Brad Marchand on potentially being named captain of the Boston Bruins
Brad Marchand on potentially being named captain of the Boston Bruins 00:36

BOSTON -- Several members of the Boston Bruins hit the ice Tuesday at Warrior Ice Arena for the team's first captains' practice of the new season. There's just one big caveat to this year's gathering: The Bruins don't currently have anyone with a "C" on their sweater. 

Boston has yet to name a successor to Patrice Bergeron, who called it a career after an incredible 19 seasons with the Bruins. Bergeron held the title for three seasons, after taking the torch from Zdeno Chara, who was Boston's captain from 2006-2020.

The leadership atop the Bruins has been pretty stable for nearly two decades, but now the team heads into a bit of the unknown. Losing Bergeron and David Krejci to retirement in the same offseason obviously subtracts a lot of leadership from the B's equation. 

And while Bergeron missed captains' practices in the past, Boston center Charlie Coyle said that Tuesday's practice felt very different.

"Without those guys, especially Bergy not being around here, it's just like your dad's not here watching over you," Coyle said, half-joking. "It's like when Bergy is here everything is great, everything's all set. But we're gonna miss those guys."

Replacing Bergeron's playmaking on the ice is one thing, but his leadership is a whole different animal. 

"As we go on it might be more comfortable but it might be more difficult, like in those big moments that pop up and he would take control," noted longtime Bergeron linemate Brad Marchand. "It's a big loss for our group but it gives other guys an opportunity to step up and carve out a different path for themselves. Maybe more leadership or more minutes carrying the load."

Marchand, who is now 35 as he heads into his 15th NHL season with the Bruins, is a prime candidate to earn that "C" on his sweater. But whether that letter gets added to his uniform or not, Marchand is still going to do everything in his power to be the leader that the Bruins need.

And it won't just fall on his shoulders, even if he does earn the title of team captain.

"It's not something that I really think about too much. Obviously, it's a big honor to be in the leadership group in this organization, when you look at the guys that have been there before. But we've always done it collectively as a group," said Marchand. "So regardless of who wears it, it's a collective thing. Even guys without letters step up a lot of times throughout the year.

"When you lose Bergie and Krej, leadership is going to come from a group, not from one certain guy or a couple of guys," Marchand continued. "It's going to be from a big collective group. So that's what we're going to rely on this year."

Marchand said the team will rely heavily on players like Charlie McAvoy, David Pastrnak, Brandon Carlo, and Hampus Lindholm to continue to evolve and advance as leaders in the dressing room. As for Tuesday, Marchand was happy to serve as the de facto leader of the bunch at Warrior.
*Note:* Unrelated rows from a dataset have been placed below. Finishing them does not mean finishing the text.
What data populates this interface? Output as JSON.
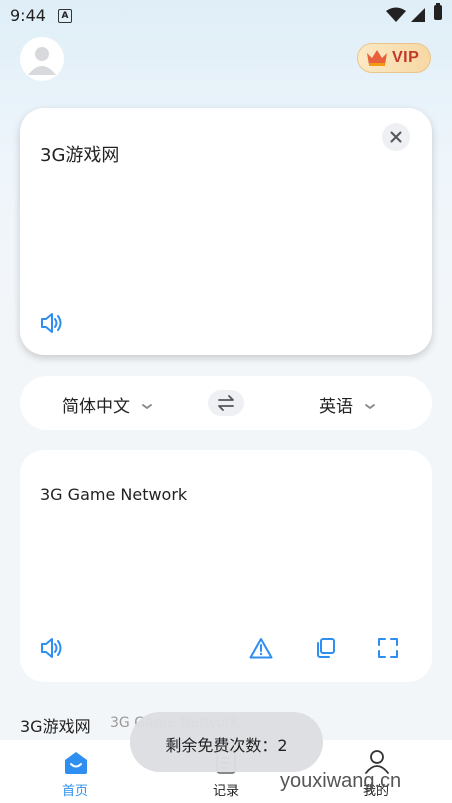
{
  "status_bar": {
    "time": "9:44",
    "notification_glyph": "A"
  },
  "header": {
    "vip_label": "VIP"
  },
  "input": {
    "text": "3G游戏网"
  },
  "languages": {
    "source": "简体中文",
    "target": "英语"
  },
  "output": {
    "text": "3G Game Network"
  },
  "history": {
    "source": "3G游戏网",
    "target": "3G Game Network"
  },
  "toast": {
    "text": "剩余免费次数：2"
  },
  "bottom_nav": [
    {
      "label": "首页",
      "active": true
    },
    {
      "label": "记录",
      "active": false
    },
    {
      "label": "我的",
      "active": false
    }
  ],
  "watermark": "youxiwang.cn",
  "colors": {
    "accent": "#2f8ff0",
    "vip_text": "#c0392b"
  }
}
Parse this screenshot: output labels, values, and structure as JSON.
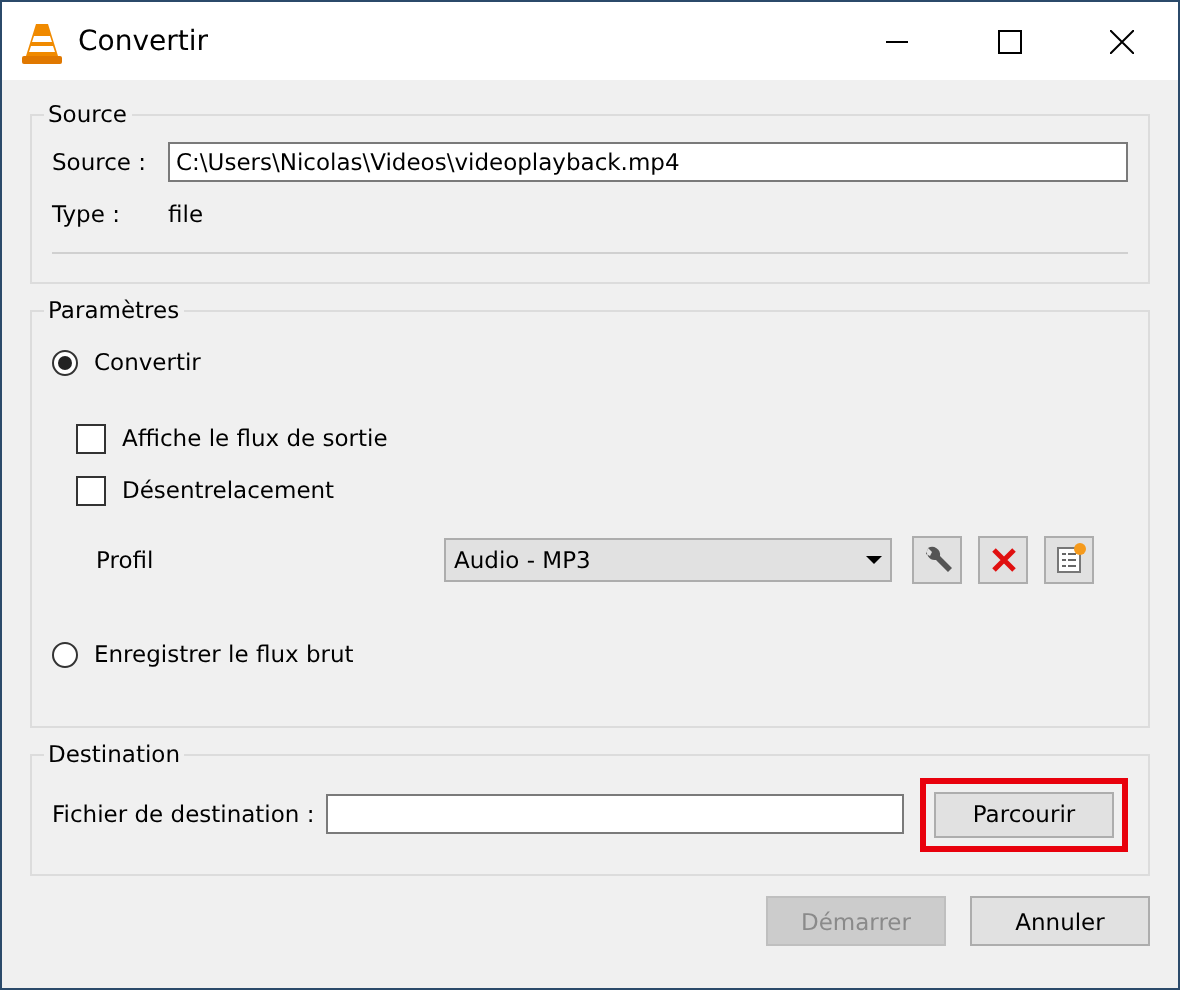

"I definitely feel that burden and the responsibility. It comes with the territory from being around for a while and just kind of how things go," he said. "The torch gets passed down and when it's time to kind of lead the way you got to do it." 

Whether that torch ultimately gets passed to Marchand before the season remains to be known. But even if he doesn't end up with a new patch for his sweater, the longest-tenured Bruins player is going to do everything he can to help lead the team into the great unknown.